Thursday, July 31, 2014

Lesson of Hobby Lobby: Statutes almost always trump regulations.

Hobby Lobby, Inc. v. Burwell was decided on June 30, and more religious rights litigation is on the way to the U.S. Supreme Court, so here are some major points of the decision as we prepare for the next round:



  • When a regulation collides head-on with a statute (or two), the regulation usually loses.  The Affordable Care Act was deliberately silent about abortion and contraception because, as some might remember, there were in 2010 a dozen and half Democrats in the House of Representatives led by Bart Stupak who refused to support the legislation if it funded abortion.  Stupak became a pariah in his own party, but President Obama promised to not fund abortion through the Affordable Care Act if Stupak and others supported its passage.  The Act would not have cleared the House if the President had not so promised.
  • Women's healthcare to be provided under the Affordable Care Act is not specified in the Act itself, but in the regulations promulgated by the Secretary of Health and Human Services.  
  • Agree or disagree with the regulations, there is little doubt that large numbers of Americans, many of them religious, hold a worldview that life begins at conception and that it is morally wrong to abort a baby through abortifacient contraceptives.  The regulations, like many insurance policies, treat pregnancy as an illness to be prevented rather than as life to be celebrated and require health insurance to provide twenty forms of contraception, including those which cause the abortion of a fertilized egg.
  • The Religious Freedom Restoration Act (RFRA) requires the government, if its policy imposes a "substantial burden" on the exercise of religion, to show it used the "least restrictive means" to provide for a "compelling interest".  If Congress had considered free contraceptives to be a compelling interest for all Americans, it could have declared so in the text of the Affordable Care Act.  Likewise, Congress could provide free contraceptives by distributing them through every federal agency from the U.S. Postal Service to the Department of Education, but Congress has not done so.  Instead, the Secretary of Health and Human Services promulgated a regulation, despite vehement protests by religious groups, for private employers to pay for contraceptives through group health insurance.  The Supreme Court held the Secretary's method was not the least restrictive means to do so, though it imposed a considerable burden upon religious believers who opposed the regulation's mandate.
  • The Dictionary Act defines "person" in U.S. law to include "corporations."  The Dictionary Act is old enough to have numerous exceptions carved in it, but the Supreme Court refused to restrict the definition of "person" to natural persons when the Dictionary Act includes corporations and much American law is based upon this presumption.
  • While it is true that the owners of Walmart or Chevron cannot collectively practice or uphold one religion, it is very common that family-owned companies have corporate philosophies, policies, and charitable giving that clearly reflect the owners' religious beliefs.  Ever try to go to Chik-fil-A on Sunday?
  • The Supreme Court held that the religious beliefs of a closely-held corporation are protected by a federal statute (the Religious Freedom Restoration Act) from the enforcement of a federal regulation that provides for contraceptives not through the least restrictive means, but by requiring business owners to violate their consciences.

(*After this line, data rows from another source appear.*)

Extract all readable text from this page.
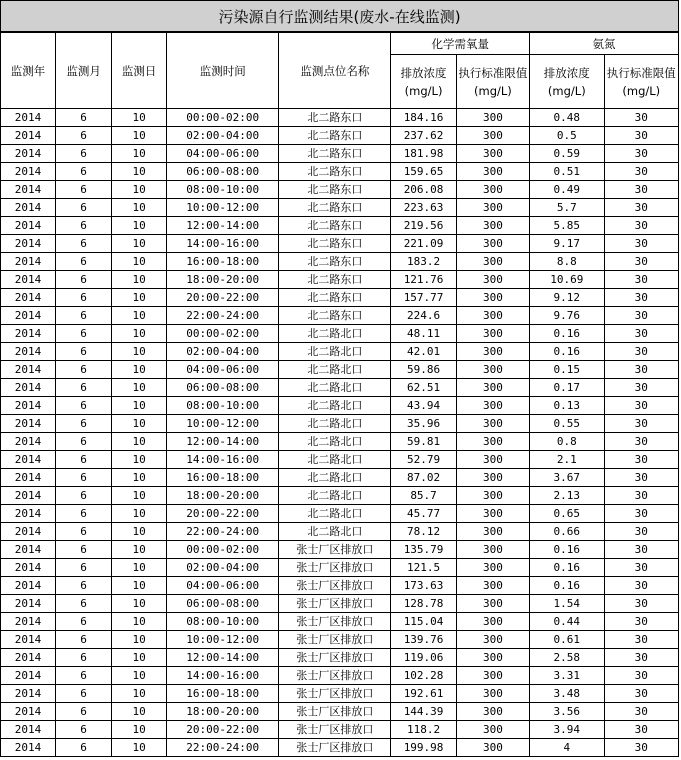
污染源自行监测结果(废水-在线监测)
监测年	监测月	监测日	监测时间	监测点位名称	化学需氧量		氨氮	
					排放浓度(mg/L)	执行标准限值(mg/L)	排放浓度(mg/L)	执行标准限值(mg/L)
2014	6	10	00:00-02:00	北二路东口	184.16	300	0.48	30
2014	6	10	02:00-04:00	北二路东口	237.62	300	0.5	30
2014	6	10	04:00-06:00	北二路东口	181.98	300	0.59	30
2014	6	10	06:00-08:00	北二路东口	159.65	300	0.51	30
2014	6	10	08:00-10:00	北二路东口	206.08	300	0.49	30
2014	6	10	10:00-12:00	北二路东口	223.63	300	5.7	30
2014	6	10	12:00-14:00	北二路东口	219.56	300	5.85	30
2014	6	10	14:00-16:00	北二路东口	221.09	300	9.17	30
2014	6	10	16:00-18:00	北二路东口	183.2	300	8.8	30
2014	6	10	18:00-20:00	北二路东口	121.76	300	10.69	30
2014	6	10	20:00-22:00	北二路东口	157.77	300	9.12	30
2014	6	10	22:00-24:00	北二路东口	224.6	300	9.76	30
2014	6	10	00:00-02:00	北二路北口	48.11	300	0.16	30
2014	6	10	02:00-04:00	北二路北口	42.01	300	0.16	30
2014	6	10	04:00-06:00	北二路北口	59.86	300	0.15	30
2014	6	10	06:00-08:00	北二路北口	62.51	300	0.17	30
2014	6	10	08:00-10:00	北二路北口	43.94	300	0.13	30
2014	6	10	10:00-12:00	北二路北口	35.96	300	0.55	30
2014	6	10	12:00-14:00	北二路北口	59.81	300	0.8	30
2014	6	10	14:00-16:00	北二路北口	52.79	300	2.1	30
2014	6	10	16:00-18:00	北二路北口	87.02	300	3.67	30
2014	6	10	18:00-20:00	北二路北口	85.7	300	2.13	30
2014	6	10	20:00-22:00	北二路北口	45.77	300	0.65	30
2014	6	10	22:00-24:00	北二路北口	78.12	300	0.66	30
2014	6	10	00:00-02:00	张士厂区排放口	135.79	300	0.16	30
2014	6	10	02:00-04:00	张士厂区排放口	121.5	300	0.16	30
2014	6	10	04:00-06:00	张士厂区排放口	173.63	300	0.16	30
2014	6	10	06:00-08:00	张士厂区排放口	128.78	300	1.54	30
2014	6	10	08:00-10:00	张士厂区排放口	115.04	300	0.44	30
2014	6	10	10:00-12:00	张士厂区排放口	139.76	300	0.61	30
2014	6	10	12:00-14:00	张士厂区排放口	119.06	300	2.58	30
2014	6	10	14:00-16:00	张士厂区排放口	102.28	300	3.31	30
2014	6	10	16:00-18:00	张士厂区排放口	192.61	300	3.48	30
2014	6	10	18:00-20:00	张士厂区排放口	144.39	300	3.56	30
2014	6	10	20:00-22:00	张士厂区排放口	118.2	300	3.94	30
2014	6	10	22:00-24:00	张士厂区排放口	199.98	300	4	30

Thus, the Supreme Court concluded that a regulatory mandate not declared specifically in the statute cannot be enforced in contradiction to the terms of another federal statute.  Though the Hobby Lobby decision is a big win for religious liberty, there will be many more decisions.  Two judicial trends- victories for homosexual rights and victories for religious liberty- will clash often in the coming months.  There are dozens of lawsuits.